Cops and robber on subclasses of $P_5$-free graphs

TL;DR

This paper investigates the minimum number of cops needed to catch a robber on certain classes of graphs, proving that for ($P_5$, H)-free graphs with specific H, only two cops are sufficient.

Contribution

It establishes that the cop number is at most 2 for a broad class of ($P_5$, H)-free graphs, extending previous bounds and confirming conjectures for these subclasses.

Findings

Cop number of ($P_5$, H)-free graphs is at most 2 for specified H.

Extends bounds on cop number for subclasses of $P_5$-free graphs.

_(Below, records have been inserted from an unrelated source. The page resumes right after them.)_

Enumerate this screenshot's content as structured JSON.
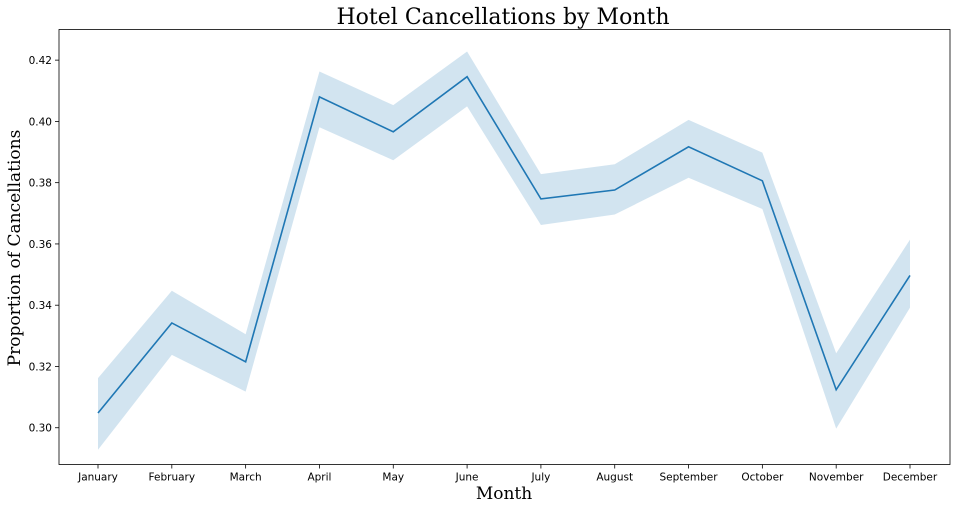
{
  "chart_data": {
    "type": "line",
    "title": "Hotel Cancellations by Month",
    "xlabel": "Month",
    "ylabel": "Proportion of Cancellations",
    "categories": [
      "January",
      "February",
      "March",
      "April",
      "May",
      "June",
      "July",
      "August",
      "September",
      "October",
      "November",
      "December"
    ],
    "series": [
      {
        "values": [
          0.3048,
          0.3342,
          0.3215,
          0.408,
          0.3966,
          0.4146,
          0.3747,
          0.3776,
          0.3917,
          0.3806,
          0.3124,
          0.3497
        ],
        "ci_lower": [
          0.2928,
          0.3238,
          0.3118,
          0.3981,
          0.3873,
          0.4049,
          0.3662,
          0.3696,
          0.3816,
          0.3714,
          0.2997,
          0.3392
        ],
        "ci_upper": [
          0.3162,
          0.3447,
          0.3305,
          0.4163,
          0.4053,
          0.4228,
          0.3828,
          0.386,
          0.4005,
          0.3898,
          0.3243,
          0.3614
        ],
        "color": "#1f77b4",
        "band_color": "#1f77b4"
      }
    ],
    "yticks": [
      "0.30",
      "0.32",
      "0.34",
      "0.36",
      "0.38",
      "0.40",
      "0.42"
    ],
    "ylim": [
      0.288,
      0.43
    ],
    "grid": false,
    "legend": "none"
  }
}
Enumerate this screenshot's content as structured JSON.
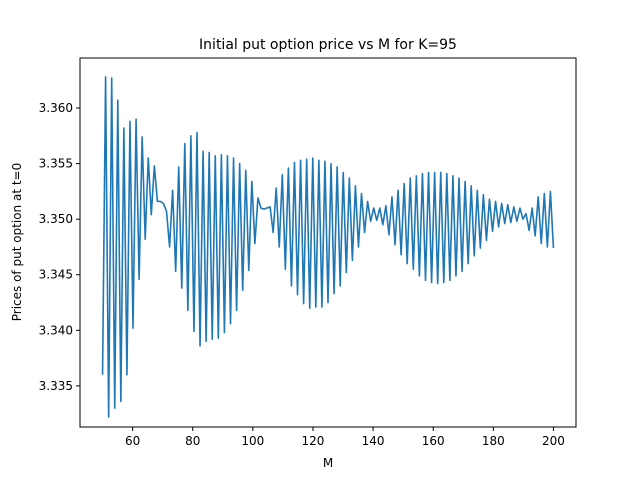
{
  "chart_data": {
    "type": "line",
    "title": "Initial put option price vs M for K=95",
    "xlabel": "M",
    "ylabel": "Prices of put option at t=0",
    "xlim": [
      42.5,
      207.5
    ],
    "ylim": [
      3.3313,
      3.3645
    ],
    "xticks": [
      60,
      80,
      100,
      120,
      140,
      160,
      180,
      200
    ],
    "yticks": [
      3.335,
      3.34,
      3.345,
      3.35,
      3.355,
      3.36
    ],
    "ytick_labels": [
      "3.335",
      "3.340",
      "3.345",
      "3.350",
      "3.355",
      "3.360"
    ],
    "grid": false,
    "line_color": "#1f77b4",
    "x_start": 50,
    "x_end": 200,
    "y": [
      3.336,
      3.3628,
      3.3322,
      3.3627,
      3.333,
      3.3607,
      3.3336,
      3.3582,
      3.336,
      3.3588,
      3.3402,
      3.359,
      3.3446,
      3.3574,
      3.3482,
      3.3555,
      3.3504,
      3.3548,
      3.3516,
      3.3516,
      3.3514,
      3.3507,
      3.3475,
      3.3526,
      3.3453,
      3.3547,
      3.3438,
      3.3568,
      3.3418,
      3.3575,
      3.3399,
      3.3578,
      3.3386,
      3.3561,
      3.339,
      3.356,
      3.3392,
      3.3557,
      3.3393,
      3.3558,
      3.3398,
      3.3557,
      3.3406,
      3.3555,
      3.3418,
      3.355,
      3.3436,
      3.3544,
      3.3454,
      3.3534,
      3.3478,
      3.3519,
      3.351,
      3.3509,
      3.351,
      3.3511,
      3.3488,
      3.3528,
      3.3475,
      3.354,
      3.3455,
      3.3546,
      3.344,
      3.3551,
      3.3432,
      3.3553,
      3.3424,
      3.3554,
      3.342,
      3.3555,
      3.3421,
      3.3553,
      3.3421,
      3.3552,
      3.3425,
      3.355,
      3.3433,
      3.3547,
      3.344,
      3.3542,
      3.3452,
      3.3537,
      3.3463,
      3.353,
      3.3475,
      3.3523,
      3.3488,
      3.3516,
      3.3498,
      3.351,
      3.3499,
      3.351,
      3.3495,
      3.3512,
      3.3486,
      3.352,
      3.3477,
      3.3526,
      3.3468,
      3.3532,
      3.346,
      3.3537,
      3.3455,
      3.3539,
      3.3449,
      3.3541,
      3.3445,
      3.3542,
      3.3443,
      3.3542,
      3.3442,
      3.3542,
      3.3443,
      3.3541,
      3.3445,
      3.3539,
      3.3449,
      3.3537,
      3.3453,
      3.3534,
      3.346,
      3.353,
      3.3467,
      3.3526,
      3.3474,
      3.3522,
      3.3481,
      3.3518,
      3.3489,
      3.3516,
      3.3493,
      3.3514,
      3.3496,
      3.3513,
      3.3497,
      3.3511,
      3.3498,
      3.351,
      3.35,
      3.3505,
      3.349,
      3.351,
      3.3485,
      3.352,
      3.3478,
      3.3523,
      3.3475,
      3.3525,
      3.3474
    ]
  }
}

Supports Sivaraman's conjecture within these subclasses.

Abstract

The game of cops and robber is a turn based vertex pursuit game played on a connected graph between a team of cops and a single robber. The cops and the robber move alternately along the edges of the graph. We say the team of cops win the game if a cop and the robber are at the same vertex of the graph. The minimum number of cops required to win in each component of a graph is called the cop number of the graph. Sivaraman [Discrete Math. 342(2019), pp. 2306-2307] conjectured that for every $t\geq 5$, the cop number of a connected $P_t$-free graph is at most $t-3$, where $P_t$ denotes a path on $t$~vertices. Turcotte [Discrete Math. 345 (2022), pp. 112660] showed that the cop number of any $2K_2$-free graph is at most $2$, which was earlier conjectured by Sivaraman and Testa. Note that if a connected graph is $2K_2$-free, then it is also $P_5$-free. Liu showed that the cop number of a connected ($P_t$, $H$)-free graph is at most $t-3$, where $H$ is a cycle of length at most $t$ or a claw. So the conjecture of Sivaraman is true for ($P_5$, $H$)-free graphs, where $H$ is a cycle of length at most $5$ or a claw. In this paper, we show that the cop number of a connected ($P_5,H$)-free graph is at most $2$, where $H\in \{C_4$, $C_5$, diamond, paw, $K_4$, $2K_1\cup K_2$, $K_3\cup K_1$, $P_3\cup P_1\}$.